SEPA is responsible for the radiological monitoring carried out in Scotland and has a duty to ensure no member of the public receives in excess of the statutory dose limit of one millisievert (1 mSv) per year from authorised discharges.
According to the SEPA report, the total dose level in the vicinity of Rosyth dockyard went up from 0.006mSv in 2015 to 0.017mSv last year.
The increased reading is less than 2% of the recommended dose limit and would only apply to someone spending “a large amount of time over marine sediments”.
Radioactivity detected was said to be from the combined effects of Sellafield, weapon testing and Chernobyl, with the increase in total dosage attributed to a rise in gamma rays from sand at the shore.
The Ministry of Defence has embarked on a programme of dismantling and removing radioactive waste from the submarines at Rosyth, but this process is expected to take up to 15 years.

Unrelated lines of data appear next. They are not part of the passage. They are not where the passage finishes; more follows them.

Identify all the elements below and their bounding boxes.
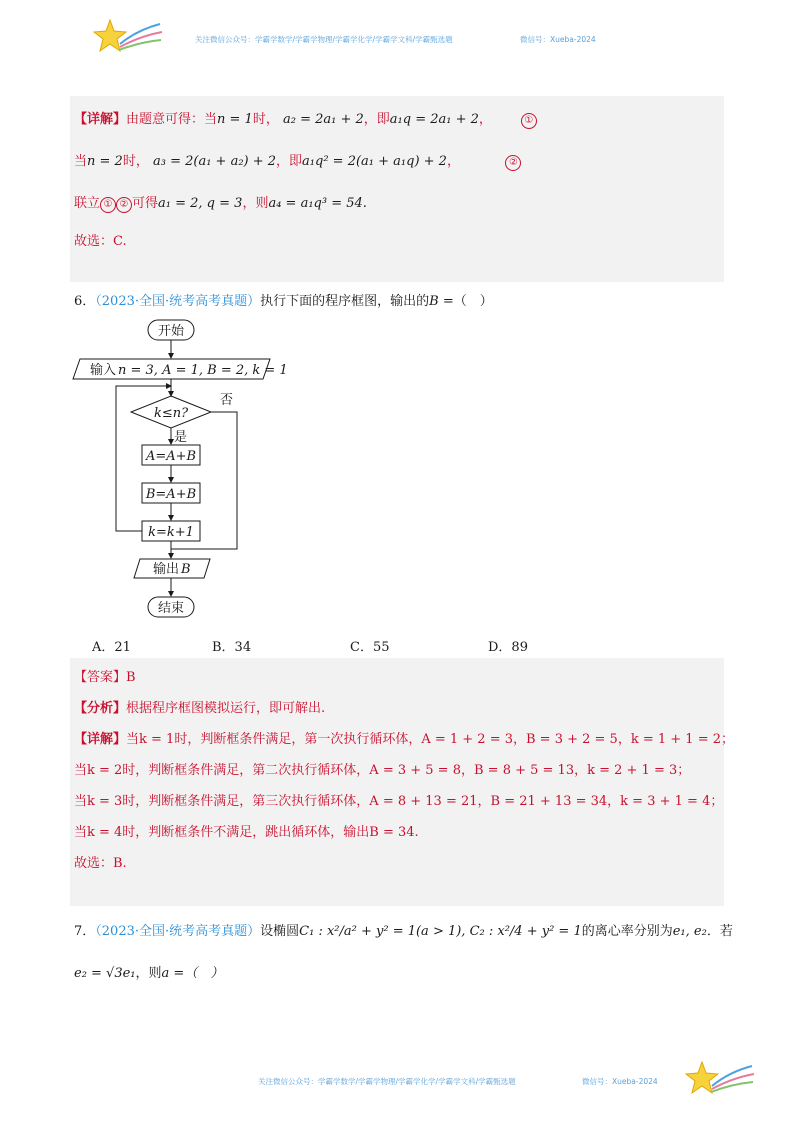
q6-detail-2: 当k = 2时，判断框条件满足，第二次执行循环体，A = 3 + 5 = 8，B = 8 + 5 = 13，k = 2 + 1 = 3； xyxy=(74,763,691,778)
q6-solution-box xyxy=(70,658,724,906)
header-wechat-text: 关注微信公众号：学霸学数学/学霸学物理/学霸学化学/学霸学文科/学霸甄选题 xyxy=(195,35,453,44)
star-logo-icon xyxy=(92,14,164,58)
q6-analysis: 【分析】根据程序框图模拟运行，即可解出. xyxy=(74,701,326,716)
q7-ellipse-equations: C₁ : x²/a² + y² = 1(a > 1), C₂ : x²/4 + y² = 1 xyxy=(299,924,582,939)
option-c: C．55 xyxy=(350,640,390,655)
q6-detail-3: 当k = 3时，判断框条件满足，第三次执行循环体，A = 8 + 13 = 21，B = 21 + 13 = 34，k = 3 + 1 = 4； xyxy=(74,794,724,809)
flow-start-text: 开始 xyxy=(157,324,185,339)
option-b: B．34 xyxy=(212,640,252,655)
flow-no-label: 否 xyxy=(220,393,234,408)
q5-line-3: 联立 ① ② 可得a₁ = 2, q = 3，则a₄ = a₁q³ = 54. xyxy=(74,196,367,211)
header-wechat-id: 微信号：Xueba-2024 xyxy=(520,35,596,44)
q5-line-2: 当n = 2时， a₃ = 2(a₁ + a₂) + 2，即a₁q² = 2(a₁ + a₁q) + 2， ② xyxy=(74,150,521,171)
flow-step-3-text: k=k+1 xyxy=(148,525,194,540)
option-d: D．89 xyxy=(488,640,528,655)
q6-choice: 故选：B. xyxy=(74,856,127,871)
flow-yes-label: 是 xyxy=(174,430,188,445)
q6-source: （2023·全国·统考高考真题） xyxy=(95,294,261,309)
flow-step-2-text: B=A+B xyxy=(145,487,197,502)
flow-step-1-text: A=A+B xyxy=(145,449,197,464)
q6-answer: 【答案】B xyxy=(74,670,136,685)
detail-tag: 【详解】 xyxy=(74,112,127,127)
q6-detail-4: 当k = 4时，判断框条件不满足，跳出循环体，输出B = 34. xyxy=(74,825,419,840)
circled-two-mark: ② xyxy=(505,155,521,171)
q5-choice: 故选：C. xyxy=(74,234,127,249)
circled-two-ref: ② xyxy=(116,197,132,213)
option-a: A．21 xyxy=(92,640,131,655)
circled-one-mark: ① xyxy=(521,113,537,129)
footer-wechat-text: 关注微信公众号：学霸学数学/学霸学物理/学霸学化学/学霸学文科/学霸甄选题 xyxy=(258,1077,516,1086)
footer-star-logo-icon xyxy=(684,1056,756,1100)
q7-stem-line-1: 7．（2023·全国·统考高考真题）设椭圆C₁ : x²/a² + y² = 1(a > 1), C₂ : x²/4 + y² = 1的离心率分别为e₁, e₂．若 xyxy=(74,924,733,939)
flow-end-text: 结束 xyxy=(157,601,185,616)
flow-output-var: B xyxy=(181,562,191,577)
q5-line-1: 【详解】由题意可得：当n = 1时， a₂ = 2a₁ + 2，即a₁q = 2a₁ + 2， ① xyxy=(74,108,537,129)
q7-stem-line-2: e₂ = √3e₁，则a =（ ） xyxy=(74,966,224,981)
footer-wechat-id: 微信号：Xueba-2024 xyxy=(582,1077,658,1086)
q6-stem: 6．（2023·全国·统考高考真题）执行下面的程序框图，输出的B =（ ） xyxy=(74,294,493,309)
q6-detail-1: 【详解】当k = 1时，判断框条件满足，第一次执行循环体，A = 1 + 2 = 3，B = 3 + 2 = 5，k = 1 + 1 = 2； xyxy=(74,732,734,747)
circled-one-ref: ① xyxy=(100,197,116,213)
flow-input-values: n = 3, A = 1, B = 2, k = 1 xyxy=(118,363,288,378)
q7-source: （2023·全国·统考高考真题） xyxy=(95,924,261,939)
flow-condition-text: k≤n? xyxy=(153,406,189,421)
program-flowchart xyxy=(60,312,300,624)
flow-output-label: 输出 xyxy=(153,562,180,577)
flow-input-label: 输入 xyxy=(90,363,117,378)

The RIFE 22 report is a joint publication between all six agencies across the UK with responsibility for ensuring that doses from authorised releases of radioactivity do not pose an unacceptable risk to health – SEPA, the Environment Agency, Food Standards Agency, Food Standards Scotland, Natural Resources Wales, and the Northern Ireland Environment Agency.
The highest dose for a member of the public in Scotland reported in RIFE was 0.058 mSv – around one twentieth of the legal limit.
Dr Paul Dale, radioactive substances unit manager at SEPA, said: “This year’s report again demonstrates that Scotland’s public is adequately protected against sources of radioactivity that could impact on our food and the wider natural environment.
“The report represents a collaborative effort by all agencies to carry out rigorous annual monitoring, to ensure dose levels are well within international limits and the 2016 report confirms that this remains the case.”